Деда… — жалостно потянул за дверью мальчонка. — Прости, Христа ради. Я табе шиша в спину казал…

Ну, казал и казал. Сядь вона к печке да и скажи: куды дым, туды и шиш. Оно все в трубу и вылетит.

Ермак не стал зажигать жирник, а, снявши кафтан, отодвинул с божницы поволоку и, став на колени, начал читать покаянный канон.

Молился он долго и горячо, поминая всех святых, заступников и страстотерпцев. Так молиться учила его еще мать, которая была большая молитвенница. С годами в памяти атамана стали смешиваться три образа: матери, жены и Богородицы. Когда он вспоминал мать или жену, то все время перед мысленным взором вставала иконописная Пресвятая Дева. Лица когда-то живших двух самых родных женщин стерлись из памяти. А ежели являлись ночью, то одной женщиной — доброй и необыкновенно красивой. Помнились так, отдельные детали: клетчатая мамина запаска, белая занавеска с оборкой, платок. Помнилась фигурка жены в чепане и шароварах в дверном проеме куреня… И все…

Все заслонял милосердный образ Богоматери, всевидящей, всезнающей, всеблагой.

— Владычица Богородице, — шептал атаман. — Заступись, спаси, помилуй, сохрани раба твоего Василия. Вразуми меня, укрепи и направь, не ради мя, но ради Сына Твоего Единородного, да будет мне по слову Его, по воле Его…

Молитва успокоила и уверила в ощущении того, что не надо ни спорить, ни соглашаться. Все произойдет так, как должно, и в срок предначертанный.

Еще затемно он пошел к ранней обедне и был в храме целый день и весь вечер. Вернулся домой, когда загорелись первые звезды, и, как положено в сочельник, только при первой звезде выпил воды, съел корку хлеба.

Казаки привезли два снопа и поставили во дворе. Вся семья Алима — женщины и дети — вышли во двор. Один из казаков поискал среди звездного крошева крупную звезду и, указав на нее пальцем, сказал:

— Юлдус.. Взошла.

— Зажигай, — сказал Алим.

Принесли огонь из лампады, и два снопа вспыхнули двумя кострами в небо. В гробовом молчании, наглухо заперев ворота, казаки стояли вокруг огней.

Толпа славильщиков со звездой, ходившая славить новорожденного Христа, остановилась, увидя зарево.

— Вон казаки костры зажгли.

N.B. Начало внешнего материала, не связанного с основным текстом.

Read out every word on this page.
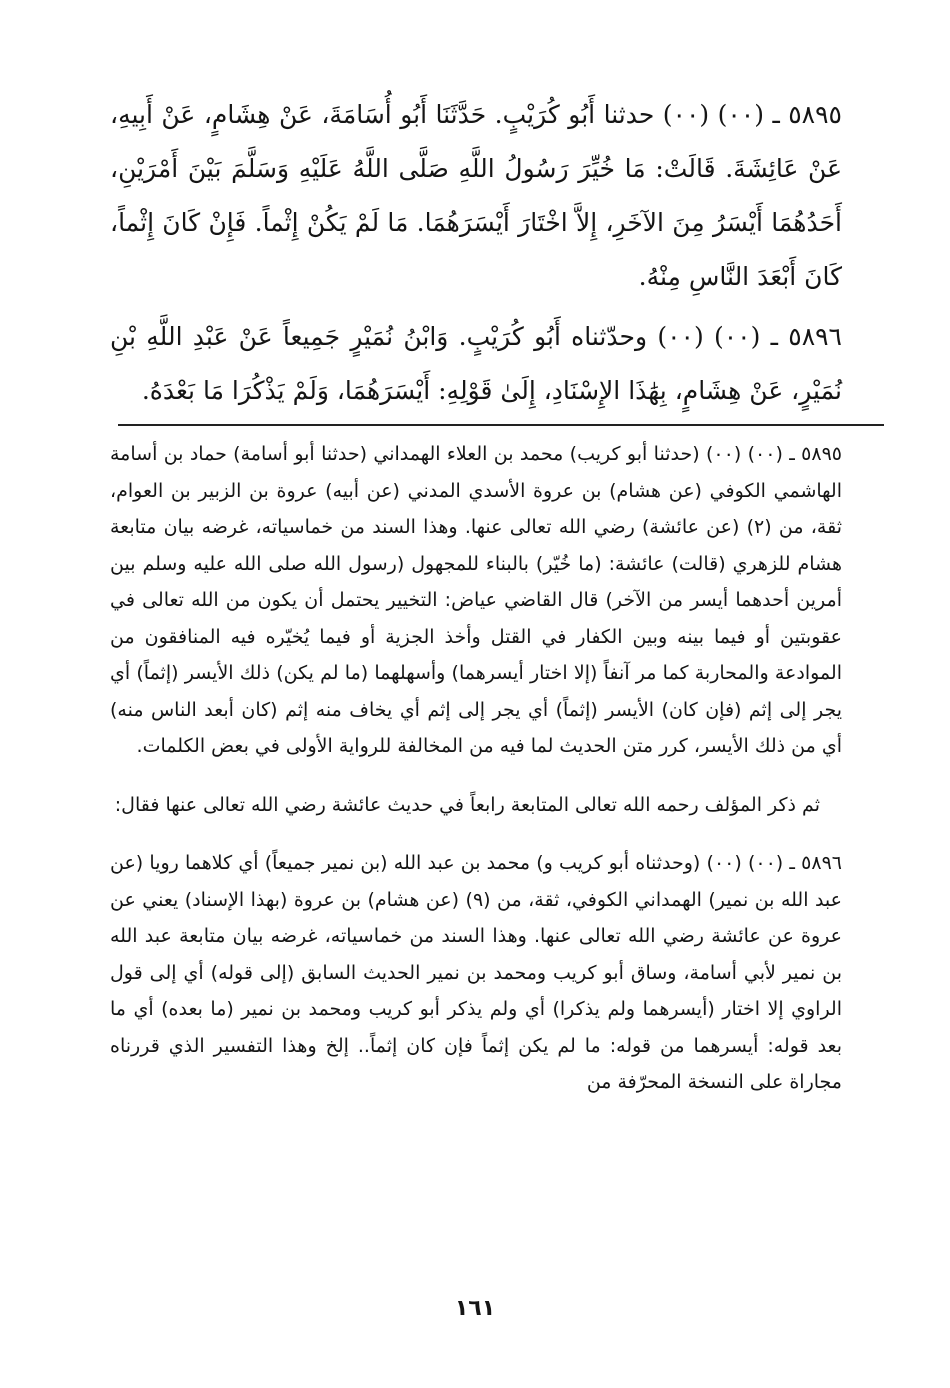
٥٨٩٥ ـ (٠٠) (٠٠) حدثنا أَبُو كُرَيْبٍ. حَدَّثَنَا أَبُو أُسَامَةَ، عَنْ هِشَامٍ، عَنْ أَبِيهِ، عَنْ عَائِشَةَ. قَالَتْ: مَا خُيِّرَ رَسُولُ اللَّهِ صَلَّى اللَّهُ عَلَيْهِ وَسَلَّمَ بَيْنَ أَمْرَيْنِ، أَحَدُهُمَا أَيْسَرُ مِنَ الآخَرِ، إِلاَّ اخْتَارَ أَيْسَرَهُمَا. مَا لَمْ يَكُنْ إِثْماً. فَإِنْ كَانَ إِثْماً، كَانَ أَبْعَدَ النَّاسِ مِنْهُ.

٥٨٩٦ ـ (٠٠) (٠٠) وحدّثناه أَبُو كُرَيْبٍ. وَابْنُ نُمَيْرٍ جَمِيعاً عَنْ عَبْدِ اللَّهِ بْنِ نُمَيْرٍ، عَنْ هِشَامٍ، بِهَٰذَا الإِسْنَادِ، إِلَىٰ قَوْلِهِ: أَيْسَرَهُمَا، وَلَمْ يَذْكُرَا مَا بَعْدَهُ.

٥٨٩٥ ـ (٠٠) (٠٠) (حدثنا أبو كريب) محمد بن العلاء الهمداني (حدثنا أبو أسامة) حماد بن أسامة الهاشمي الكوفي (عن هشام) بن عروة الأسدي المدني (عن أبيه) عروة بن الزبير بن العوام، ثقة، من (٢) (عن عائشة) رضي الله تعالى عنها. وهذا السند من خماسياته، غرضه بيان متابعة هشام للزهري (قالت) عائشة: (ما خُيّر) بالبناء للمجهول (رسول الله صلى الله عليه وسلم بين أمرين أحدهما أيسر من الآخر) قال القاضي عياض: التخيير يحتمل أن يكون من الله تعالى في عقوبتين أو فيما بينه وبين الكفار في القتل وأخذ الجزية أو فيما يُخيّره فيه المنافقون من الموادعة والمحاربة كما مر آنفاً (إلا اختار أيسرهما) وأسهلهما (ما لم يكن) ذلك الأيسر (إثماً) أي يجر إلى إثم (فإن كان) الأيسر (إثماً) أي يجر إلى إثم أي يخاف منه إثم (كان أبعد الناس منه) أي من ذلك الأيسر، كرر متن الحديث لما فيه من المخالفة للرواية الأولى في بعض الكلمات.

ثم ذكر المؤلف رحمه الله تعالى المتابعة رابعاً في حديث عائشة رضي الله تعالى عنها فقال:

٥٨٩٦ ـ (٠٠) (٠٠) (وحدثناه أبو كريب و) محمد بن عبد الله (بن نمير جميعاً) أي كلاهما رويا (عن عبد الله بن نمير) الهمداني الكوفي، ثقة، من (٩) (عن هشام) بن عروة (بهذا الإسناد) يعني عن عروة عن عائشة رضي الله تعالى عنها. وهذا السند من خماسياته، غرضه بيان متابعة عبد الله بن نمير لأبي أسامة، وساق أبو كريب ومحمد بن نمير الحديث السابق (إلى قوله) أي إلى قول الراوي إلا اختار (أيسرهما ولم يذكرا) أي ولم يذكر أبو كريب ومحمد بن نمير (ما بعده) أي ما بعد قوله: أيسرهما من قوله: ما لم يكن إثماً فإن كان إثماً.. إلخ وهذا التفسير الذي قررناه مجاراة على النسخة المحرّفة من

١٦١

Души мертвых греют, — сказал паренек постарше.

— А наш батюшка говорил, что это бесовский обычай! А казаки эти — татары, только говорят, что они крещеные! Они Михаила, Тверского князя, заставили у себя в Орде кострам поклоняться. А он не поддался, и они убили его, — сказал другой парень.

— Это были не казаки, а татары.

— А они и есть татары, одно слово — ордынцы.

Но костры вспыхивали не только в казачьих домах. Древнейший обычай поминания близких в рождественскую ночь давно потерял свой языческий степной смысл, и, может быть, только немногие занесенные на север потомки детей Старого поля помнили, что их предки свято верили в очистительную силу огня, что, по их древнейшим поверьям, души умерших прилетают к этому костру греться. Потому и собирались они в полном молчании вокруг горящего снопа, поминая про себя всех утраченных близких, согреваясь в тепле пламени воспоминаний и молитв.

Жаркое пламя прогорело быстро, и снова тьма обступила двор. С улицы слышались голоса славильщиков: «Христос народился — весь мир просветлился!..»

Скоро они начали стучать и в ворота городовых казаков, звонко петь под окнами, на крыльце: им выносили сало, корчаги с медом… со всем, что стояло на широких столах и манило после Рождественского поста. Но хотя столы были накрыты, к ним никто не присаживался — ждали утреннего колокольного благовеста.

Якимка принимал во всем живейшее участие. Он был потрясен и пылающим снопом, и тем, что в доме, обычно замиравшем с закатом солнца, никто не спал. Хлопали двери, топали пришедшие в ожидании богатого разговления слуги. Но пока праздник еще не набрал мощи, пока еще говорили вполголоса, как было принято в семейном домостройном быту.

Якимка никак не мог уснуть. Все вскакивал, выбегал босой в горницу и спрашивал: «Скоро звонить начнут?», потому что с этим связывал не только получение подарков, но и праздник вообще.

Женщины и девочки-сестры отмахивались от него — белились-румянились. Деда не было — ушел держать караулы на улицах.